A judgment creditor is not required to check you your possible exemptions prior to serving a writ of garnishment on your employer or your financial institution. Prior to 1967, the predecessor to Florida’s garnishment statute required a judgment creditor to affirmatively negate the garnishment-defendant's ability to claim an exemption; however, the present version no longer requires any affirmative action to check the possible exemptions of a garnishment defendant before pursuing a writ of garnishment.

If you or your attorney notify the judgment creditor in advance that your wages or accounts are exempt and the creditor serves a garnishment thereafter which you subsequently dissolve, you may be able to sue your judgment creditor for the tort of wrongful garnishment.

Strategic Mortgage Default: Separate Facts And Opinion

There is much discussion in local and national media about strategic mortgage defaults. Strategic default occurs when a homeowner decides to walk away from an upside down mortgage when the homeowner has the income to pay the mortgage payments. The homeowner decides that it is not in his best financial interest to continue to pay a mortgage on a home with no equity.

Locally, Orlando Sentinel report Beth Kassab has written several articles recently on the topic. She states that to date most banks have not pursued personal deficiency liability on first mortgage foreclosures, but she then quotes an attorney who claims that lenders will increasingly pursue or assign deficiency claims in the future. I have heard many attorney forecast that deficiency actions will become the norm in future years as either banks have more time as foreclosures decrease or as borrowers recover financially as the economy improves.

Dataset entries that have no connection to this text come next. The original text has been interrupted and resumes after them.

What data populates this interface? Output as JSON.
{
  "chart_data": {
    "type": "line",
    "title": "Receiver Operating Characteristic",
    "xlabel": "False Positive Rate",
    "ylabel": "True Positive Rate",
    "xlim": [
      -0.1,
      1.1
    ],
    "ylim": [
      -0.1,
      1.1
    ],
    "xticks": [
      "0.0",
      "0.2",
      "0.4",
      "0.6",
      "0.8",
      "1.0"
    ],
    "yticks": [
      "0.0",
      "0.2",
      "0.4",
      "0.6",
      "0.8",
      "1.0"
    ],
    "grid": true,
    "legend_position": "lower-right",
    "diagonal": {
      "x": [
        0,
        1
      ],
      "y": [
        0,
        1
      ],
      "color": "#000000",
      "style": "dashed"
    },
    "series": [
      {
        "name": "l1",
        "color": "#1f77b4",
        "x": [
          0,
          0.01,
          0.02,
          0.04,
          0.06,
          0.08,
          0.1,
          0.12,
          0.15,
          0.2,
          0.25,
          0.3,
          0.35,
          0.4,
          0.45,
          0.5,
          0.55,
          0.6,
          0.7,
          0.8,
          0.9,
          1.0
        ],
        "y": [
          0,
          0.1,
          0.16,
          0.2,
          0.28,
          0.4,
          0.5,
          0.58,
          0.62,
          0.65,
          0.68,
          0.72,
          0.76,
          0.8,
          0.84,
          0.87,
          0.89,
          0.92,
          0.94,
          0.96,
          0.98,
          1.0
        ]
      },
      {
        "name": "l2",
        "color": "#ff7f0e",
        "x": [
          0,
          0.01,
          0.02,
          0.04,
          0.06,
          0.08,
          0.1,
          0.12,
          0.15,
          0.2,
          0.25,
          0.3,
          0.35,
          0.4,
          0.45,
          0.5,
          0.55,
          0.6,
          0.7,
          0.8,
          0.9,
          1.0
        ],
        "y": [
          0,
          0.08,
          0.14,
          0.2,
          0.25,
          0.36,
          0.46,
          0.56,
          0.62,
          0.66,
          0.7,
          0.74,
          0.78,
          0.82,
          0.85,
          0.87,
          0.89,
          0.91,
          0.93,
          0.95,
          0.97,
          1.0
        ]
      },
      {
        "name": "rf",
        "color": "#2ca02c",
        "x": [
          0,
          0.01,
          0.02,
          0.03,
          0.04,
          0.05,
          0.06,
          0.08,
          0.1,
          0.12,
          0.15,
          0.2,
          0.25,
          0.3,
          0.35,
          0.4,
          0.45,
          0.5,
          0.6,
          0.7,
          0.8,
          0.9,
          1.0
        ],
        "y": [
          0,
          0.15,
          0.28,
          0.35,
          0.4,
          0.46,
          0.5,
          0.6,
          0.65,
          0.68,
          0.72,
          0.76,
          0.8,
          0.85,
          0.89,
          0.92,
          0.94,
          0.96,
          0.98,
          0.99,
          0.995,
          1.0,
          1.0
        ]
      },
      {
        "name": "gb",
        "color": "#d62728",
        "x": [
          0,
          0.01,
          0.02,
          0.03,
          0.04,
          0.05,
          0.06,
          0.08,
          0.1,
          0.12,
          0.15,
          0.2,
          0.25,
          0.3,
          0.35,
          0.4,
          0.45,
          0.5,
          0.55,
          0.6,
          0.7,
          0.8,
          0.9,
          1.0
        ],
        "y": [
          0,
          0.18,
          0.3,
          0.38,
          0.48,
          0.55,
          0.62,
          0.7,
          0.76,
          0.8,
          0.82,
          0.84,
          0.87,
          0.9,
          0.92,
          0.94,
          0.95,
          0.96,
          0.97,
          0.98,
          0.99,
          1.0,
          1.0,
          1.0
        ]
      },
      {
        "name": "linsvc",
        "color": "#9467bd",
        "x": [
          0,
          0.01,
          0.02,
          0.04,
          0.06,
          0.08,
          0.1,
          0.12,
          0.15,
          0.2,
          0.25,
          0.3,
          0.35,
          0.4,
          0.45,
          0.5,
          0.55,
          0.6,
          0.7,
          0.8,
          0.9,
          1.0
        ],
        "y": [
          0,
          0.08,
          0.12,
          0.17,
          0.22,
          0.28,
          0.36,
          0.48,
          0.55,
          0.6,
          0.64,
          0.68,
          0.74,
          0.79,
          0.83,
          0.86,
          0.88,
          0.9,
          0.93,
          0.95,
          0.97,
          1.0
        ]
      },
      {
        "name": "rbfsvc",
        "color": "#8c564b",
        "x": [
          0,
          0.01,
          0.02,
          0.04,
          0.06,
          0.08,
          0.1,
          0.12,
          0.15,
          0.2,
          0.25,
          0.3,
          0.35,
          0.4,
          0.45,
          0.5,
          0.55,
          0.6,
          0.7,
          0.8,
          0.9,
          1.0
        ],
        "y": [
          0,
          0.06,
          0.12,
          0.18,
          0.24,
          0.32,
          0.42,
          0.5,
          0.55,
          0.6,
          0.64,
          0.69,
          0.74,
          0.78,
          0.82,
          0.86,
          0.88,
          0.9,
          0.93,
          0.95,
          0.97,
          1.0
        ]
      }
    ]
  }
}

The national media has also recently run segments on strategic defaults. These are two examples from MSNBC and Fox News, respectively. Most of these reports emphasize the risk of rich people walking away from mortgages and warn against future deficiency judgments.

Maybe some other attorneys or reporters say they know what banks will do next year, but I admit I do not know for sure what actions banks will consider next year, or the year after, to be in their best interest. I cannot predict the future of deficiency claims.